Liberty County EMS Leads the Way in Telemedicine

DAYTON, September 30, 2015 - At a gathering of local officials, emergency medical professionals and community leaders in Dayton today, Liberty County Emergency Medical Service (EMS) in partnership with Houston Methodist San Jacinto Hospital®, LifeBot® and Medicus Rescue introduced innovative technology enabling live video, voice and vital sign data transmissions from an ambulance while transporting a patient to the hospital. 

According to Mike Koen, Liberty County EMS director, the new technology is now installed on two of the department’s ambulances and is capable of connecting directly to LifeBot® monitors at the hospital in Baytown. Liberty County EMS is the first in Texas to deploy the technology.
Houston Methodist San Jacinto Hospital® considers the two-way, live communication critical particularly when a patient’s life is at stake.

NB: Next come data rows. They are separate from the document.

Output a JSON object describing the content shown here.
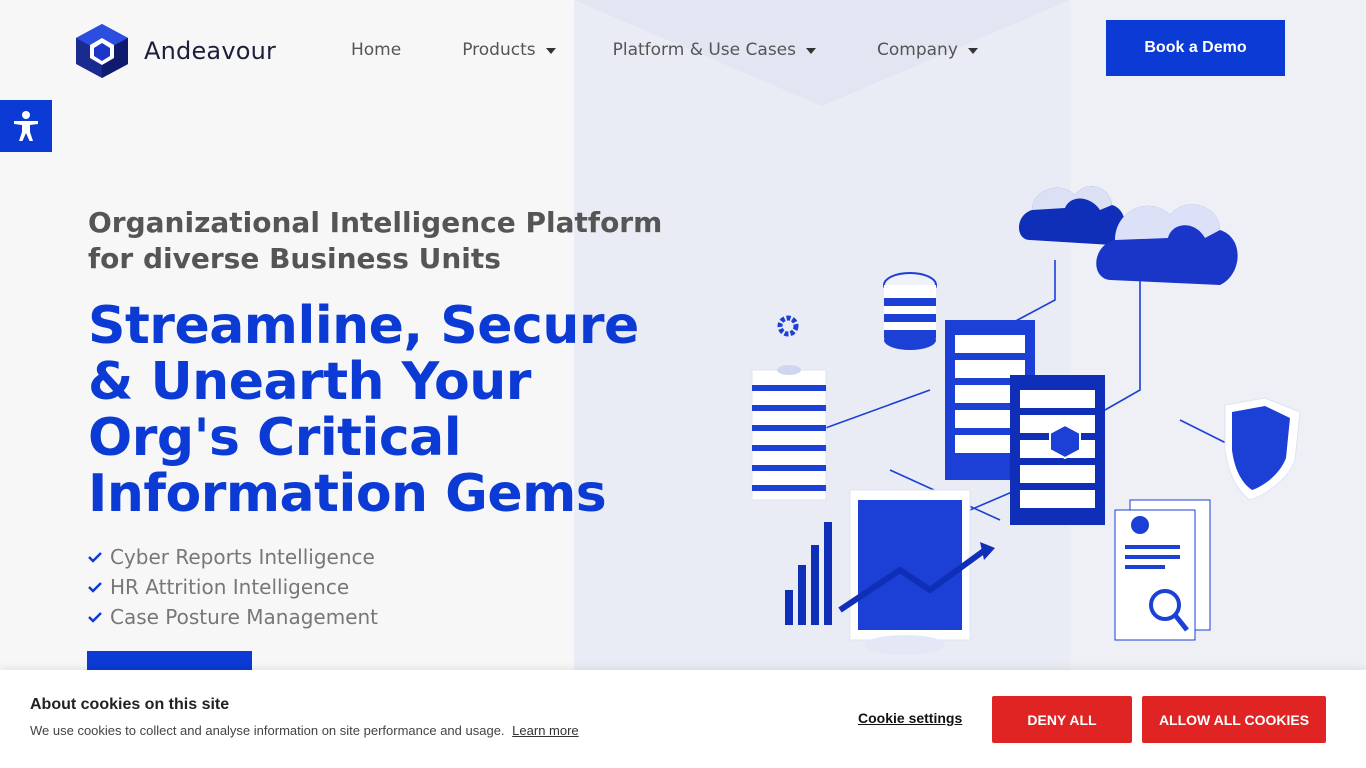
{
  "brand": {
    "name": "Andeavour",
    "logo_icon": "hexagon-cube-icon",
    "accent_color": "#0b3bd4"
  },
  "nav": {
    "items": [
      {
        "label": "Home",
        "has_dropdown": false
      },
      {
        "label": "Products",
        "has_dropdown": true
      },
      {
        "label": "Platform & Use Cases",
        "has_dropdown": true
      },
      {
        "label": "Company",
        "has_dropdown": true
      }
    ],
    "cta_label": "Book a Demo"
  },
  "accessibility": {
    "icon": "accessibility-person-icon"
  },
  "hero": {
    "subheading_line1": "Organizational Intelligence Platform",
    "subheading_line2": "for diverse Business Units",
    "headline_lines": [
      "Streamline, Secure",
      "& Unearth Your",
      "Org's Critical",
      "Information Gems"
    ],
    "features": [
      "Cyber Reports Intelligence",
      "HR Attrition Intelligence",
      "Case Posture Management"
    ],
    "check_icon": "check-icon",
    "illustration": "isometric-cloud-server-illustration"
  },
  "cookie_banner": {
    "title": "About cookies on this site",
    "text": "We use cookies to collect and analyse information on site performance and usage.",
    "learn_more": "Learn more",
    "settings_label": "Cookie settings",
    "deny_label": "DENY ALL",
    "allow_label": "ALLOW ALL COOKIES",
    "button_color": "#e02424"
  }
}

“The ability to utilize innovative, live stream video to communicate with EMS providers in the field, sometimes 30-50 minutes away from the hospital, can assist in saving lives,” said David Bernard, Houston Methodist San Jacinto Hospital chief executive officer. “Our emergency room physicians will see firsthand the care being provided by the first responders and offer assistance as needed.” 

Liberty County EMS has led the way in mobile integrated healthcare as the test bed for the DREAMS EMS telemedicine system. DREAMS (Disaster Relief and Emergency Medical Systems), is a $14 million digital ambulance telemedicine research project developed by the U.S. Army Medical Research and Materiel Command (UCMC) and the Telemedicine and Technology Research Center (TATRC).

Original leaders of the project were the late Dr. James “Red” Duke, Jr., the legendary trauma surgeon at Memorial Hermann Medical Center and Doug Tindall, formerly with the University of Texas Health Science Center. This system was the first and only of its kind to be successfully deployed, sending live interactive video, voice, complete patient physiological data, and fully integrating a live ePCR (patient medical call record) to physicians at the hospital. Integral to its development was the first communications system functioning transparently over wireless cellular, 3G, satellite, and military data radio systems.

In 2010, the exclusive world-wide rights to the DREAMS technologies were acquired by LifeBot®. It has evolved the technologies with two primary steps. First, LifeBot® miniaturized the system and made it lightweight and portable, so it may be instantly deployed and used anywhere at any time. Second, many new technologies have been integrated into the system, the latest of which is portable ultrasound.

“We could not be prouder of this use at Liberty County EMS and Houston Methodist San Jacinto Hospital®,” said LifeBot® chief operating officer, Kerry Fletcher. “This is the first deployment in Texas, the birthplace where DREAMS or Mobile Integrated Healthcare was born, developed, and proven under the worst of disasters,” Fletcher who just returned from a trip to Holland to introduce LifeBot® in that country said this is just the beginning of a system that will further evolve to meet global needs for more efficient emergency medical response.

In addition to Duke and Tindall, other primary thought leaders were Professor James Wall, and Larry Flournoy and Robert Arnold at Texas A&M. The system was developed over seven years culminating with the historic first use of such a system in a major disaster, by Liberty County EMS, in the aftermath of hurricanes Rita, Ike, and Katrina. DREAMS is still the only such system proven in use during such major disasters.

“Our commitment to quality is best exemplified by the continuing telemedicine technology that LifeBot DREAMS has developed equipping us to continue to provide our communities the highest levels of advanced care available,’ said Mike Koen, Liberty County EMS director. “I just wish Dr. Duke was still alive today to see where his vision has taken us.”